THE ENGLISH AND AMERICANS FIGHT AGAIN

FOR years before and after the year 1800 all Europe was filled with war and bloodshed. Most of my readers must have heard of Napoleon Bonaparte, one of the greatest generals that ever lived, and one of the most cruel men. He was at the head of the armies of France, and was fighting all Europe. England was his greatest enemy and fought him on land and sea, and this fighting on the sea made trouble between England and the United States.

The English wanted men for their war-vessels and said they had a right to take Englishmen wherever they could find them. So they began to take sailors off of American merchant vessels. They said that these men were deserters from the British navy, but the fact is that many of them were true-born Americans; and our people grew very angry as this went on year after year.

What made it worse was the insolence of some of the British captains. One of them went so far as to stop an American war-vessel, the "Chesapeake," and demand part of her crew, who, he said, were British deserters. When Captain Barron refused to give them up the British captain fired all his guns and killed and wounded numbers of the American crew. The "Chesapeake" had no guns fit to fire back, so her flag had to be pulled down and the men to be given up.

You may well imagine that this insult made the American blood boil. There would have been war at that time if the British government had not owned that it was wrong and offered to pay for the injury.

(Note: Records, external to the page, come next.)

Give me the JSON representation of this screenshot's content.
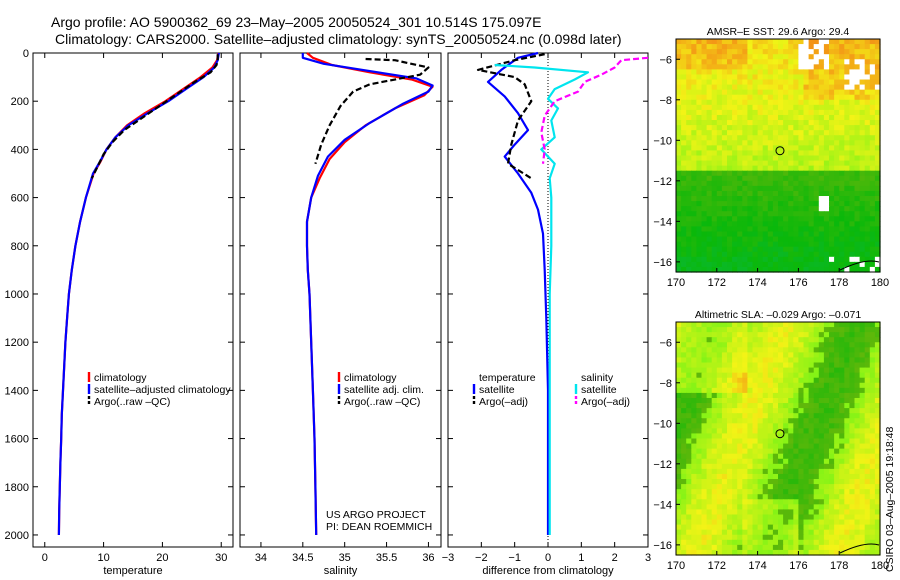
{
  "header": {
    "line1": "Argo profile: AO 5900362_69 23–May–2005 20050524_301 10.514S 175.097E",
    "line2": "Climatology: CARS2000. Satellite–adjusted climatology: synTS_20050524.nc (0.098d later)"
  },
  "colors": {
    "climatology": "#ff0000",
    "satellite": "#0000ff",
    "argo": "#000000",
    "sal_satellite": "#00e5ee",
    "sal_argo": "#ff00ff"
  },
  "chart_data": [
    {
      "id": "temperature",
      "type": "line",
      "xlabel": "temperature",
      "ylabel": "",
      "xlim": [
        -2,
        32
      ],
      "ylim": [
        2050,
        0
      ],
      "xticks": [
        0,
        10,
        20,
        30
      ],
      "yticks": [
        0,
        200,
        400,
        600,
        800,
        1000,
        1200,
        1400,
        1600,
        1800,
        2000
      ],
      "legend": [
        "climatology",
        "satellite–adjusted climatology",
        "Argo(..raw –QC)"
      ],
      "series": [
        {
          "name": "climatology",
          "color": "climatology",
          "dash": "",
          "points": [
            [
              29.5,
              0
            ],
            [
              29.3,
              30
            ],
            [
              28.5,
              60
            ],
            [
              26.5,
              100
            ],
            [
              23.5,
              150
            ],
            [
              20.5,
              200
            ],
            [
              17,
              250
            ],
            [
              14,
              300
            ],
            [
              12,
              350
            ],
            [
              10.5,
              400
            ],
            [
              9.5,
              450
            ],
            [
              8.3,
              500
            ],
            [
              7,
              600
            ],
            [
              6,
              700
            ],
            [
              5.2,
              800
            ],
            [
              4.6,
              900
            ],
            [
              4.1,
              1000
            ],
            [
              3.8,
              1100
            ],
            [
              3.5,
              1200
            ],
            [
              3.3,
              1300
            ],
            [
              3.1,
              1400
            ],
            [
              2.9,
              1500
            ],
            [
              2.8,
              1600
            ],
            [
              2.65,
              1700
            ],
            [
              2.55,
              1800
            ],
            [
              2.45,
              1900
            ],
            [
              2.4,
              2000
            ]
          ]
        },
        {
          "name": "satellite–adjusted climatology",
          "color": "satellite",
          "dash": "",
          "points": [
            [
              29.6,
              0
            ],
            [
              29.4,
              30
            ],
            [
              28.8,
              60
            ],
            [
              27,
              100
            ],
            [
              24,
              150
            ],
            [
              21,
              200
            ],
            [
              17.5,
              250
            ],
            [
              14.2,
              300
            ],
            [
              12,
              350
            ],
            [
              10.5,
              400
            ],
            [
              9.4,
              450
            ],
            [
              8.2,
              500
            ],
            [
              7,
              600
            ],
            [
              6,
              700
            ],
            [
              5.2,
              800
            ],
            [
              4.6,
              900
            ],
            [
              4.1,
              1000
            ],
            [
              3.8,
              1100
            ],
            [
              3.5,
              1200
            ],
            [
              3.3,
              1300
            ],
            [
              3.1,
              1400
            ],
            [
              2.9,
              1500
            ],
            [
              2.8,
              1600
            ],
            [
              2.65,
              1700
            ],
            [
              2.55,
              1800
            ],
            [
              2.45,
              1900
            ],
            [
              2.4,
              2000
            ]
          ]
        },
        {
          "name": "Argo(..raw –QC)",
          "color": "argo",
          "dash": "6,3",
          "points": [
            [
              29.4,
              5
            ],
            [
              29.4,
              30
            ],
            [
              29.2,
              50
            ],
            [
              28.2,
              80
            ],
            [
              25.5,
              120
            ],
            [
              22.5,
              170
            ],
            [
              19.5,
              220
            ],
            [
              16.5,
              270
            ],
            [
              13.5,
              320
            ],
            [
              11.5,
              370
            ],
            [
              10,
              420
            ],
            [
              9,
              470
            ],
            [
              8,
              520
            ]
          ]
        }
      ]
    },
    {
      "id": "salinity",
      "type": "line",
      "xlabel": "salinity",
      "xlim": [
        33.75,
        36.15
      ],
      "ylim": [
        2050,
        0
      ],
      "xticks": [
        34,
        34.5,
        35,
        35.5,
        36
      ],
      "legend": [
        "climatology",
        "satellite adj. clim.",
        "Argo(..raw –QC)"
      ],
      "annotations": [
        "US ARGO PROJECT",
        "PI: DEAN ROEMMICH"
      ],
      "series": [
        {
          "name": "climatology",
          "color": "climatology",
          "dash": "",
          "points": [
            [
              34.55,
              0
            ],
            [
              34.62,
              20
            ],
            [
              34.85,
              50
            ],
            [
              35.3,
              80
            ],
            [
              35.8,
              110
            ],
            [
              36.05,
              140
            ],
            [
              35.95,
              175
            ],
            [
              35.6,
              230
            ],
            [
              35.25,
              300
            ],
            [
              35,
              370
            ],
            [
              34.82,
              440
            ],
            [
              34.7,
              520
            ],
            [
              34.6,
              600
            ],
            [
              34.55,
              700
            ],
            [
              34.55,
              800
            ],
            [
              34.56,
              900
            ],
            [
              34.58,
              1000
            ],
            [
              34.6,
              1200
            ],
            [
              34.62,
              1400
            ],
            [
              34.64,
              1600
            ],
            [
              34.65,
              1800
            ],
            [
              34.66,
              2000
            ]
          ]
        },
        {
          "name": "satellite adj. clim.",
          "color": "satellite",
          "dash": "",
          "points": [
            [
              34.5,
              0
            ],
            [
              34.5,
              20
            ],
            [
              34.75,
              45
            ],
            [
              35.3,
              75
            ],
            [
              35.85,
              105
            ],
            [
              36.05,
              135
            ],
            [
              36.0,
              160
            ],
            [
              35.7,
              210
            ],
            [
              35.3,
              290
            ],
            [
              35.0,
              360
            ],
            [
              34.8,
              430
            ],
            [
              34.68,
              510
            ],
            [
              34.6,
              600
            ],
            [
              34.55,
              700
            ],
            [
              34.55,
              800
            ],
            [
              34.56,
              900
            ],
            [
              34.58,
              1000
            ],
            [
              34.6,
              1200
            ],
            [
              34.62,
              1400
            ],
            [
              34.64,
              1600
            ],
            [
              34.65,
              1800
            ],
            [
              34.66,
              2000
            ]
          ]
        },
        {
          "name": "Argo(..raw –QC)",
          "color": "argo",
          "dash": "6,3",
          "points": [
            [
              35.25,
              25
            ],
            [
              35.6,
              30
            ],
            [
              36.0,
              60
            ],
            [
              35.9,
              90
            ],
            [
              35.3,
              130
            ],
            [
              35.1,
              160
            ],
            [
              34.95,
              220
            ],
            [
              34.82,
              300
            ],
            [
              34.72,
              380
            ],
            [
              34.65,
              460
            ]
          ]
        }
      ]
    },
    {
      "id": "difference",
      "type": "line",
      "xlabel": "difference from climatology",
      "xlim": [
        -3,
        3
      ],
      "ylim": [
        2050,
        0
      ],
      "xticks": [
        -3,
        -2,
        -1,
        0,
        1,
        2,
        3
      ],
      "legend_left": [
        "temperature",
        "satellite",
        "Argo(–adj)"
      ],
      "legend_right": [
        "salinity",
        "satellite",
        "Argo(–adj)"
      ],
      "series": [
        {
          "name": "temperature satellite",
          "color": "satellite",
          "dash": "",
          "points": [
            [
              -0.3,
              0
            ],
            [
              -0.9,
              20
            ],
            [
              -1.4,
              70
            ],
            [
              -1.8,
              120
            ],
            [
              -1.3,
              180
            ],
            [
              -0.9,
              250
            ],
            [
              -0.6,
              320
            ],
            [
              -1.0,
              380
            ],
            [
              -1.3,
              430
            ],
            [
              -0.9,
              500
            ],
            [
              -0.5,
              580
            ],
            [
              -0.3,
              650
            ],
            [
              -0.15,
              750
            ],
            [
              -0.1,
              900
            ],
            [
              -0.05,
              1100
            ],
            [
              0,
              1400
            ],
            [
              0,
              2000
            ]
          ]
        },
        {
          "name": "temperature Argo(–adj)",
          "color": "argo",
          "dash": "6,3",
          "points": [
            [
              -0.1,
              5
            ],
            [
              -1.0,
              30
            ],
            [
              -2.1,
              70
            ],
            [
              -1.0,
              100
            ],
            [
              -0.7,
              130
            ],
            [
              -0.5,
              200
            ],
            [
              -0.9,
              280
            ],
            [
              -1.1,
              380
            ],
            [
              -1.2,
              460
            ],
            [
              -0.5,
              520
            ]
          ]
        },
        {
          "name": "salinity satellite",
          "color": "sal_satellite",
          "dash": "",
          "points": [
            [
              -1.6,
              50
            ],
            [
              -0.4,
              60
            ],
            [
              1.2,
              80
            ],
            [
              0.8,
              110
            ],
            [
              0.2,
              150
            ],
            [
              0.0,
              190
            ],
            [
              0.3,
              230
            ],
            [
              0.1,
              280
            ],
            [
              0.2,
              350
            ],
            [
              -0.2,
              400
            ],
            [
              0.2,
              460
            ],
            [
              0.05,
              520
            ],
            [
              0.1,
              600
            ],
            [
              0.1,
              800
            ],
            [
              0.05,
              1000
            ],
            [
              0.05,
              1400
            ],
            [
              0.05,
              1800
            ],
            [
              0.05,
              2000
            ]
          ]
        },
        {
          "name": "salinity Argo(–adj)",
          "color": "sal_argo",
          "dash": "6,3",
          "points": [
            [
              3.0,
              20
            ],
            [
              2.2,
              30
            ],
            [
              2.0,
              60
            ],
            [
              1.6,
              90
            ],
            [
              1.1,
              120
            ],
            [
              0.9,
              160
            ],
            [
              0.2,
              200
            ],
            [
              -0.1,
              260
            ],
            [
              -0.2,
              330
            ],
            [
              -0.1,
              400
            ],
            [
              -0.15,
              460
            ]
          ]
        }
      ]
    },
    {
      "id": "sst-map",
      "type": "heatmap",
      "title": "AMSR–E SST: 29.6 Argo: 29.4",
      "xlim": [
        170,
        180
      ],
      "ylim": [
        -16.5,
        -5
      ],
      "xticks": [
        170,
        172,
        174,
        176,
        178,
        180
      ],
      "yticks": [
        -6,
        -8,
        -10,
        -12,
        -14,
        -16
      ],
      "marker": [
        175.097,
        -10.514
      ]
    },
    {
      "id": "sla-map",
      "type": "heatmap",
      "title": "Altimetric SLA: –0.029 Argo: –0.071",
      "xlim": [
        170,
        180
      ],
      "ylim": [
        -16.5,
        -5
      ],
      "xticks": [
        170,
        172,
        174,
        176,
        178,
        180
      ],
      "yticks": [
        -6,
        -8,
        -10,
        -12,
        -14,
        -16
      ],
      "marker": [
        175.097,
        -10.514
      ]
    }
  ],
  "footer": {
    "stamp": "CSIRO 03–Aug–2005 19:18:48"
  }
}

A few years afterwards the insult was paid for in a different way. Another proud British captain thought he could treat Americans in the same saucy fashion. The frigate "President" met the British sloop-of-war "Little Belt," and hailed it, the captain calling through his trumpet, "What ship is that?"

Instead of giving a civil reply the British captain answered with a cannon shot. Then the "President" fired a broadside which killed eleven and wounded twenty-one men on the "Little Belt." When the captain of the "President" hailed again the insolent Briton was glad to reply in a more civil fashion. He had been taught a useful lesson.

The United States was then a poor country, and not in condition to go to war. But no nation could submit to such insults as these. It is said that more than six thousand sailors had been taken from our merchant ships, and among these were two nephews of General Washington, who were seized while they were on their way home from Europe, and put to work as common seamen on a British war-vessel.

At length, on June 18, 1812, the United States declared war against Great Britain. It had put up with insults and injuries as long as it could bear them. It did not take long to teach the haughty British captains that American sea-dogs were not to be played with. The little American fleet put to sea, and before the end of the year it had captured no less than five of the best ships in the British navy and had not lost a single ship in return. I fancy the people of England quit singing their proud song, "Britannia rules the waves."

Shall I tell you the whole story of this war? I do not think it worth while, for there is much of it you would not care to hear. The war went on for two years and a half, on sea and land, but there were not many important battles, and the United States did not win much honor on land. But on the sea the sailors of our country covered themselves with glory.

Most of the land battles were along the borders of Canada. Here there was a good deal of fighting, but most of it was of no great account. At first the British had the best of it, and then the Americans began to win battles, but it all came to an end about where it began. Neither side gained anything for the men that were killed.